When her crazed mother ODs and dies, Jeliza-Rose (Jodelle Ferland) and her washed-up dad Noah (Jeff Bridges) move to a decrepit Texas farm. But like most junkies, Noah soon dies as well. Jeliza-Rose seems to go into denial, letting her father's body sit in the house as she explores the rippling grass -- like a sea -- around her house, spinning a series of dreamlike fantasies.
She's accompanied by four doll's heads and a variety of fantastical visions, all to help her cope with her loneliness. But then she befriends the child-man Dickens (Brendan Fletcher) and his eccentric sister Dell (Janet McTeer). A darker side starts to creep into Jeliza-Rose's world, as Dickens' vendetta against the Monster Shark leads to disaster.
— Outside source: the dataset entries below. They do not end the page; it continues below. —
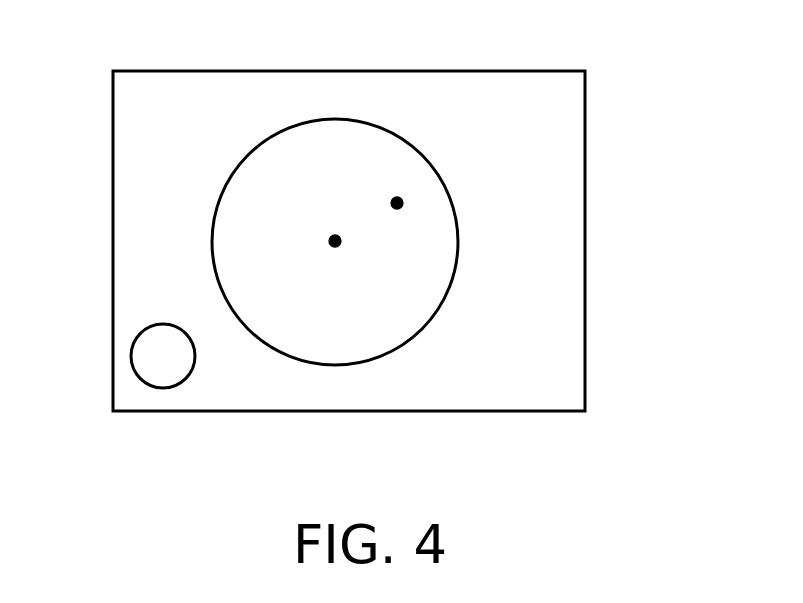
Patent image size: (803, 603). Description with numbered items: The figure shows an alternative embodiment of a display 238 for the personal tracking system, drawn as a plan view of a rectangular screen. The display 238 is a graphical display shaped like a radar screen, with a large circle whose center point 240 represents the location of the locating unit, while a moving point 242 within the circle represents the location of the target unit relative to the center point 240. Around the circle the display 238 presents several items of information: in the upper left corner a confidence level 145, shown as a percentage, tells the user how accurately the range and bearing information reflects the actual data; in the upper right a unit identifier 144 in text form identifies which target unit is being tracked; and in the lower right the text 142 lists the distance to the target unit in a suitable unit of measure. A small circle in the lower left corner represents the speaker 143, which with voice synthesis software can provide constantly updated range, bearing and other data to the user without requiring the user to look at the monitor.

The display 238 is at (585, 246).
The center point 240 is at (335, 248).
The moving point 242 is at (397, 209).
The speaker 143 is at (131, 356).
The confidence level 145 is at (133, 103).
The unit identifier 144 is at (493, 91).
The text 142 is at (473, 383).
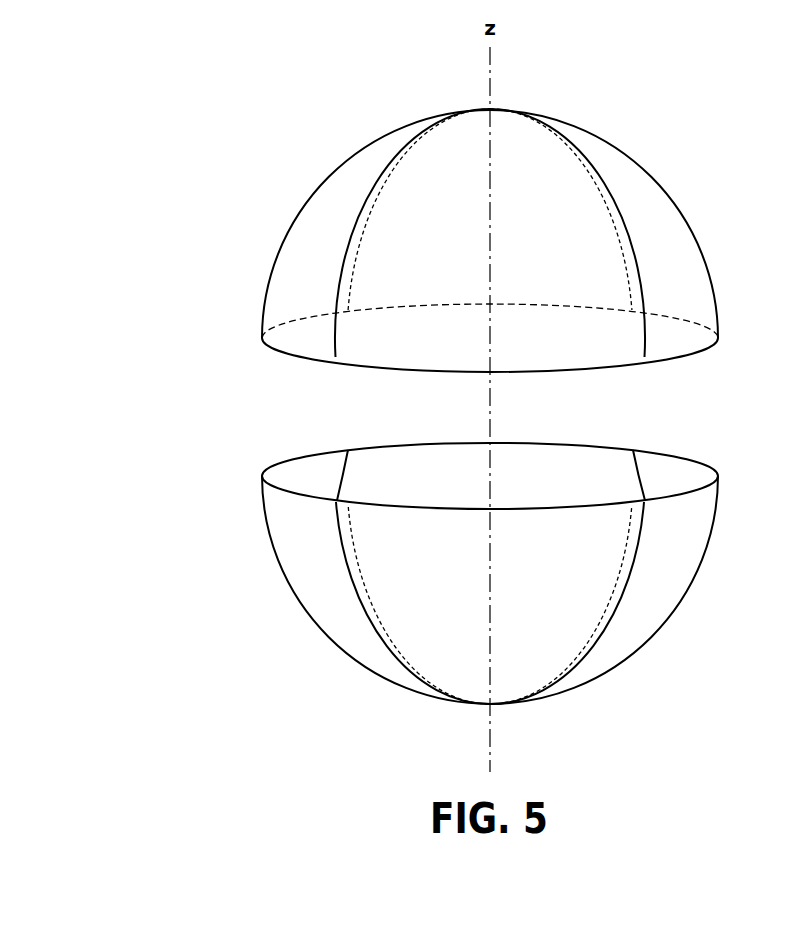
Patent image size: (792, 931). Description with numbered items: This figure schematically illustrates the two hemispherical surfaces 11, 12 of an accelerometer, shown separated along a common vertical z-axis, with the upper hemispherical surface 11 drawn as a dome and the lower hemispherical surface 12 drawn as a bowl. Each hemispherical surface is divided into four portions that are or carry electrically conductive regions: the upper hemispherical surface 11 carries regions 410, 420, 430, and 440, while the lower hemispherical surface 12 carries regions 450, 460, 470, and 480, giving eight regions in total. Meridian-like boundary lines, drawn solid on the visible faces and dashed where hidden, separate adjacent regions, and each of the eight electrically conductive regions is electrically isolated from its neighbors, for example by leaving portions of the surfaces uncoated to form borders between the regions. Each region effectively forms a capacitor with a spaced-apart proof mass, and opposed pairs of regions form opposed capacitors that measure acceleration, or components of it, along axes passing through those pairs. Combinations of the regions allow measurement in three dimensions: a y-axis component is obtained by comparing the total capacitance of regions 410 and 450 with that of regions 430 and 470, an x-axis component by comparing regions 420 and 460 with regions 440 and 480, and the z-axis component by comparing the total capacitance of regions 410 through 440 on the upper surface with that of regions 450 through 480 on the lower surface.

The hemispherical surface 11 is at (490, 223).
The hemispherical surface 12 is at (473, 576).
The electrically conductive region 410 is at (573, 352).
The electrically conductive region 420 is at (300, 215).
The electrically conductive region 430 is at (540, 148).
The electrically conductive region 440 is at (695, 235).
The electrically conductive region 450 is at (572, 615).
The electrically conductive region 460 is at (275, 557).
The electrically conductive region 470 is at (405, 470).
The electrically conductive region 480 is at (692, 585).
Terry Gilliam has basically made a career out of being weird, and all the movies he's made reflect that. Sometimes his movies are absolutely brilliant ("Brazil"), and sometimes it's just average ("Brothers Grimm"). It's too soon to judge how "Tideland" will be remembered, but I'm thinking that it will be remembered as one of Gilliam's most moving films.
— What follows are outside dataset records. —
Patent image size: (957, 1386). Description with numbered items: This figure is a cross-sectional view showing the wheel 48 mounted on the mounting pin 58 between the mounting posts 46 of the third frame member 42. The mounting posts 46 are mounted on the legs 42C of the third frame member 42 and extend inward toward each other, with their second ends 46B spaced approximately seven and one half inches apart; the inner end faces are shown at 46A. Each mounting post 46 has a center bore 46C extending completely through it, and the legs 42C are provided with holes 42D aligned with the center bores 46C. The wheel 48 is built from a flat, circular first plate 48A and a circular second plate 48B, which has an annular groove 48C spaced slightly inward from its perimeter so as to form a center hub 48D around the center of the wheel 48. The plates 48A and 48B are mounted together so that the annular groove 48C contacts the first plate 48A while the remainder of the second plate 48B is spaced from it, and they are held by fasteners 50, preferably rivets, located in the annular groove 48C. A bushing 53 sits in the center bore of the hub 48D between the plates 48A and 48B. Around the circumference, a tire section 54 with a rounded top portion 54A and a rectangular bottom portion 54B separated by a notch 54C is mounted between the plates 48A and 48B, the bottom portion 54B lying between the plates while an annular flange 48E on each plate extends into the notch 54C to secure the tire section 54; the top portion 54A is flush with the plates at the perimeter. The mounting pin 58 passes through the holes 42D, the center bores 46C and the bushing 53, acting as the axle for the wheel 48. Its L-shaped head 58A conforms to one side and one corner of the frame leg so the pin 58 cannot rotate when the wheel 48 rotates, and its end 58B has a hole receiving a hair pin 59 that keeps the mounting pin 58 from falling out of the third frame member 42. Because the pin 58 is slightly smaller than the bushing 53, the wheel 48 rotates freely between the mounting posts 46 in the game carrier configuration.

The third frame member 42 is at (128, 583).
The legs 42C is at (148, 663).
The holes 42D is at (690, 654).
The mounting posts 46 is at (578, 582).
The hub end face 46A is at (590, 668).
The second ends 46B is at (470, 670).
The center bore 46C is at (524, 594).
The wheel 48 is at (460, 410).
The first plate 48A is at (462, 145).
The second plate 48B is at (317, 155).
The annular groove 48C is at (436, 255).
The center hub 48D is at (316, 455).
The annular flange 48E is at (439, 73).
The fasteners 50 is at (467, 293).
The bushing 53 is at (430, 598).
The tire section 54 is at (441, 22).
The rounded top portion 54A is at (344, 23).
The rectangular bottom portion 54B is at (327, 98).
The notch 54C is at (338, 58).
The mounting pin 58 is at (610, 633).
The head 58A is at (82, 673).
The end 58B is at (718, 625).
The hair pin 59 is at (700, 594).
The plot is pretty simple -- incomprehensible to those expecting a "normal" story -- but it sort of drifts off after Noah's demise. It would have been nice to have a bit more complexity there. But Gilliam does keep it afloat by relying mostly on Jeliza-Rose's imagination to keep the story going, sort of like Alice in Wonderland did.
Gilliam has always been great at surreal stuff, and he has all sorts here -- talking squirrels, the talking doll-heads, a house sinking into the earth, and a guy who prowls around the prairie in SCUBA gear. Even the landscape -- golden seas of grass, gnarled trees -- has a weird, unearthly look.
But for all this whimsy, Gilliam keeps his eye on the dark side of things -- Jeliza-Rose is trying to escape the horrors of her reality, through a sort of controlled madness. Even when she returns to reality, she won't be able to escape the death and sorrow -- so maybe a little madness is necessary to keep sane.
Jodelle Ferland deserves a special shout-out, especially since she's the center of the entire movie. Her Jeliza-Rose is a wonderful kid -- precocious, intelligent, creative and surprisingly innocent considering that we see her prepping heroin for her dad. But she's still a child, with all of a child's vulnerabilities and fears, and Ferland makes us feel that as well.
"Tideland" is not a fun movie -- it's disturbing, macabre, and very funny, with some charmingly whimsical visuals. Hate it, love it, but nobody will be on the fence about it.